We can see the image data is now in our database:
pd.read_sql("SELECT * FROM test_table", con=db_test.conn)
item | |
---|---|
0 | b'\xff\xd8\xff\xe0\x00\x10JFIF\x00\x01\x01\x01... |
We can also read the data out and re-display the image:
#Get the image data
img_data = pd.read_sql("SELECT * FROM test_table", con=db_test.conn).loc[0, "item"]
# Render the image using IPython display machinery
Image(img_data)
Summary#
In this section, we have seen how we can scrape a list of free OpenLearn units from a catalogue web page on the OpenLearn website and add this data to a simple, file-based database that supported full-text search over the OpenLearn unit name and OU module code.
We also saw how we could generate conventional URL paths that allowed us to download the OU-XML files associated with free OpenLearn units and add those to a database table. The XML can then be retrieved from the database and represented as an XML object that can be queried using XPATH expressions.

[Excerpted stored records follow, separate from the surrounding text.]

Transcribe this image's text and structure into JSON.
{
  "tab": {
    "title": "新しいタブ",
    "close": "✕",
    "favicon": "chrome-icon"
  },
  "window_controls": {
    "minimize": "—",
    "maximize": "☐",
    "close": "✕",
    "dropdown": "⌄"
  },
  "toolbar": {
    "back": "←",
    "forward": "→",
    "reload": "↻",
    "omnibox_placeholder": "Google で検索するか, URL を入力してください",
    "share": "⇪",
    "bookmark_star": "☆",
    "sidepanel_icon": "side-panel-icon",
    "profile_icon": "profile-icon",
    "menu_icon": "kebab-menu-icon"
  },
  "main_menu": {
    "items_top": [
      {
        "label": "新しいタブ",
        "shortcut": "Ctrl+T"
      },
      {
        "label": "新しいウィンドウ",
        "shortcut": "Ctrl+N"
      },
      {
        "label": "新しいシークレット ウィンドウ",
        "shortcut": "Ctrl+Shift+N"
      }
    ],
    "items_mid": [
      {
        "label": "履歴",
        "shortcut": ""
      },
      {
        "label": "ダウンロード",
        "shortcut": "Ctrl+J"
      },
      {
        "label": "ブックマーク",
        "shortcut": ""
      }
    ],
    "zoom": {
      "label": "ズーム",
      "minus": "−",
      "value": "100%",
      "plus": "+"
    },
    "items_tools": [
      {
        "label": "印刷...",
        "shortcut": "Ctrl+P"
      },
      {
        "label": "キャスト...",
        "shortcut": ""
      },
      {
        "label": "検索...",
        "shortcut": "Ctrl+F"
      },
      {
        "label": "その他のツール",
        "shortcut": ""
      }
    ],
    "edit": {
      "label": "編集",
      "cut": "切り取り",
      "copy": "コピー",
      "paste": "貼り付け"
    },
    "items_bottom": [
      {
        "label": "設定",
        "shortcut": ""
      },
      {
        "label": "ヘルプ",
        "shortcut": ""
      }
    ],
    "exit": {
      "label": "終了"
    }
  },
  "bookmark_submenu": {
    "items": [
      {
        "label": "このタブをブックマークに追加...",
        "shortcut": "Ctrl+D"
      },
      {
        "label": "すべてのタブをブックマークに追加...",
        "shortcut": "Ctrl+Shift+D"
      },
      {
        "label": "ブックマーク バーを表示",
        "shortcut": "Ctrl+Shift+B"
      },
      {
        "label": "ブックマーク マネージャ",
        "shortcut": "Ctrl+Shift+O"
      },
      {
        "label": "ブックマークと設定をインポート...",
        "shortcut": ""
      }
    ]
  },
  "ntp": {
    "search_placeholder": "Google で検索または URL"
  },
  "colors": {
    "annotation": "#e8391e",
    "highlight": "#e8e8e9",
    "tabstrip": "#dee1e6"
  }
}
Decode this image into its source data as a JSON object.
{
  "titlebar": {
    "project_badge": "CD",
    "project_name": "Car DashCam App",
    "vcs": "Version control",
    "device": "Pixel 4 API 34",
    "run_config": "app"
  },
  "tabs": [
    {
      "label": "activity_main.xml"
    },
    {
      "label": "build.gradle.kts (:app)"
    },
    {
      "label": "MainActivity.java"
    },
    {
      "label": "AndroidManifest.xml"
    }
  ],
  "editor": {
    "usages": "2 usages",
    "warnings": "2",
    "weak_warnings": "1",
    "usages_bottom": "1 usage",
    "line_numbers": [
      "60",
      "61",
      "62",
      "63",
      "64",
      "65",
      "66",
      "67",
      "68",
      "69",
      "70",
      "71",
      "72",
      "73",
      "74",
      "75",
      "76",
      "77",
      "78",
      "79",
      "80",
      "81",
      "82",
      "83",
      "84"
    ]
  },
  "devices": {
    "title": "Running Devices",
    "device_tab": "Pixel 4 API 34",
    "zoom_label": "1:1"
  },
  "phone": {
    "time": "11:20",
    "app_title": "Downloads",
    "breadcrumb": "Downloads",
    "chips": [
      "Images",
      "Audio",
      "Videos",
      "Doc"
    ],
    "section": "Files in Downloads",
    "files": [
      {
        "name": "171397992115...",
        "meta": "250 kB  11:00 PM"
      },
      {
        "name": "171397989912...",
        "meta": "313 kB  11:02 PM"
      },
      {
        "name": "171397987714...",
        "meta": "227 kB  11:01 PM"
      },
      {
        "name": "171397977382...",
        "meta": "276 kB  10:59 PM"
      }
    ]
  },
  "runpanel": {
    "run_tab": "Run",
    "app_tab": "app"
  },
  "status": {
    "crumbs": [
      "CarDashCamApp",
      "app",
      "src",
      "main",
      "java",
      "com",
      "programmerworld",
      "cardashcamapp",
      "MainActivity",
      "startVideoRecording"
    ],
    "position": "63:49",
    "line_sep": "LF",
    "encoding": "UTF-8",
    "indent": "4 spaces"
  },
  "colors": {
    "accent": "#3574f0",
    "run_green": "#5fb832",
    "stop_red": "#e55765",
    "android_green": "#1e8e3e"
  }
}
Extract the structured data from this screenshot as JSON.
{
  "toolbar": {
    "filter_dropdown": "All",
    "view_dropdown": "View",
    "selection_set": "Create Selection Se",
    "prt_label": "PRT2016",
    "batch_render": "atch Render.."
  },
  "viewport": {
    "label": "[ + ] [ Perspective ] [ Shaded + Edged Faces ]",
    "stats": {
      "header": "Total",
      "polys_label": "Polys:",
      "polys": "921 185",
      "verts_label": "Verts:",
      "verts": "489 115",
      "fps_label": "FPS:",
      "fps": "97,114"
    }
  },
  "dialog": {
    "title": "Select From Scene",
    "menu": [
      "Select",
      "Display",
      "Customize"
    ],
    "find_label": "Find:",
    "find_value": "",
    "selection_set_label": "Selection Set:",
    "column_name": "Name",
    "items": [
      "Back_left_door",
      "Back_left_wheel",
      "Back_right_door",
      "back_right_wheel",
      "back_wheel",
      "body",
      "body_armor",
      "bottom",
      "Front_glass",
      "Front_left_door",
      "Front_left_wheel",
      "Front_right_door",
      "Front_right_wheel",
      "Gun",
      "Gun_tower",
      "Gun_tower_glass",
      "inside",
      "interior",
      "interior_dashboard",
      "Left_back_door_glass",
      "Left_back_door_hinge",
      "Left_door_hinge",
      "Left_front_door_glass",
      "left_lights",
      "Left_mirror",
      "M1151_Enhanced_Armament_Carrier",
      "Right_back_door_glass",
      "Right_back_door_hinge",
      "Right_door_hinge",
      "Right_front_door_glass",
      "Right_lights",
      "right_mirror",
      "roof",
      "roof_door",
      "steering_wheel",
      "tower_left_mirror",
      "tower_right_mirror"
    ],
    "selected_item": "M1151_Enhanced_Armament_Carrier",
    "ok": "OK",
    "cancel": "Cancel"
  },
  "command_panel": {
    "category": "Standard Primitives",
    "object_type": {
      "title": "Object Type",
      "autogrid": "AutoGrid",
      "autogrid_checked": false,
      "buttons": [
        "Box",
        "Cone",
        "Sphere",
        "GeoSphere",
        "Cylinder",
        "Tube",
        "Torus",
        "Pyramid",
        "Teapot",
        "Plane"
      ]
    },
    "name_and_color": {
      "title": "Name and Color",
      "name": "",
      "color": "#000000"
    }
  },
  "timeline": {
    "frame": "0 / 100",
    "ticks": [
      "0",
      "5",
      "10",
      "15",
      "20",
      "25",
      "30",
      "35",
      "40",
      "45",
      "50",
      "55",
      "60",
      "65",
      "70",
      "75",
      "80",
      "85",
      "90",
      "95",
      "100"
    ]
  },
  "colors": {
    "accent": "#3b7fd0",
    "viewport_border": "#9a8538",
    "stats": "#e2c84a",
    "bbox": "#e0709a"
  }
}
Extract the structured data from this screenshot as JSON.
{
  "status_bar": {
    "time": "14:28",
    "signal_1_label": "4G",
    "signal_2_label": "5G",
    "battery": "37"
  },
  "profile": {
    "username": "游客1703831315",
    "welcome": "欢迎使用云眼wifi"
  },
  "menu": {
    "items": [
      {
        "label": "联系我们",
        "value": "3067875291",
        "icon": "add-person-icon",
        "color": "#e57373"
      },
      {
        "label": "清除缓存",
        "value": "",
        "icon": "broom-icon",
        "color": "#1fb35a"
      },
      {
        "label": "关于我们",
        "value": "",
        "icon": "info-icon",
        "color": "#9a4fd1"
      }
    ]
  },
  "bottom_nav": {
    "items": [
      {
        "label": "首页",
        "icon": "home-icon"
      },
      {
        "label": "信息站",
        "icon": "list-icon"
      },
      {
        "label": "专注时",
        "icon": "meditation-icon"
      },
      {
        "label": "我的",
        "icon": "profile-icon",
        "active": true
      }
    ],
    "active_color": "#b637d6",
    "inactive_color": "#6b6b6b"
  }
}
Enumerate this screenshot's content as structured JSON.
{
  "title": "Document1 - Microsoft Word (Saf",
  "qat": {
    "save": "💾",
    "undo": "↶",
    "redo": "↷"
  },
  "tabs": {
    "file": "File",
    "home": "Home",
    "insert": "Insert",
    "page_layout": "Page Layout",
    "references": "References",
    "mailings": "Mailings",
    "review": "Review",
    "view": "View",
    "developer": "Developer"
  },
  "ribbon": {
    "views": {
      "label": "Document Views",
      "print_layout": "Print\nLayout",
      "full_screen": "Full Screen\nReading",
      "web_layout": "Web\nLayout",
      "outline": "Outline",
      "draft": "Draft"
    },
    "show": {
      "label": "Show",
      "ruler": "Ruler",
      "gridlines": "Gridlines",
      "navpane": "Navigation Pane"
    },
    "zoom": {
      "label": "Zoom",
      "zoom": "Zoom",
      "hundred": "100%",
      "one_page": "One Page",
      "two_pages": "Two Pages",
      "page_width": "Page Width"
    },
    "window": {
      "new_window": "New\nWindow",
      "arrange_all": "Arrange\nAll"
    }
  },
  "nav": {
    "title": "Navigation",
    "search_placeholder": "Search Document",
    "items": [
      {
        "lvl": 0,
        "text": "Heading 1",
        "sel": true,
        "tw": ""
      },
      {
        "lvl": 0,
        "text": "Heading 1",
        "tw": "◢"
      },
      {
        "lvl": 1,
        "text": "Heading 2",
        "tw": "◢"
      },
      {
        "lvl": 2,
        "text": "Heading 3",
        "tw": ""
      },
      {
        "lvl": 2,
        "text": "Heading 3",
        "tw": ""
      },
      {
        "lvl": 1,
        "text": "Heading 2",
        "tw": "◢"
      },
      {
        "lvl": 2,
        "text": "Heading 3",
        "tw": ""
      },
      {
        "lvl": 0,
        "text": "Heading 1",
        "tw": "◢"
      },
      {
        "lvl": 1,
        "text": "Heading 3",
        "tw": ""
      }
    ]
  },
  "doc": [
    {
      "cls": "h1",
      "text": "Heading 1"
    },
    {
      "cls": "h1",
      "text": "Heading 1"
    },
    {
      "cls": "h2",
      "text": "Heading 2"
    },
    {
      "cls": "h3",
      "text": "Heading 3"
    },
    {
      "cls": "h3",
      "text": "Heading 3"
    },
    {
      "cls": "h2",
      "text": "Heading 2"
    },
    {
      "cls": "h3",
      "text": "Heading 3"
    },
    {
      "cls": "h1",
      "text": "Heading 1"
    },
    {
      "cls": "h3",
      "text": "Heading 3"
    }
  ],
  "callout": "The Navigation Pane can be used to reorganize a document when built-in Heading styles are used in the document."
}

Finally, we demonstrated how we can download an HTML bundle associated with an OpenLearn unit as a zip archive file and programmatically inspect its contents. From the assumed “contentful” HTML files in the archive we could identify assumed “contentful” images, extract them from the archive file, preview them, store them in a simple file based database, retrieve them from the database and preview them again.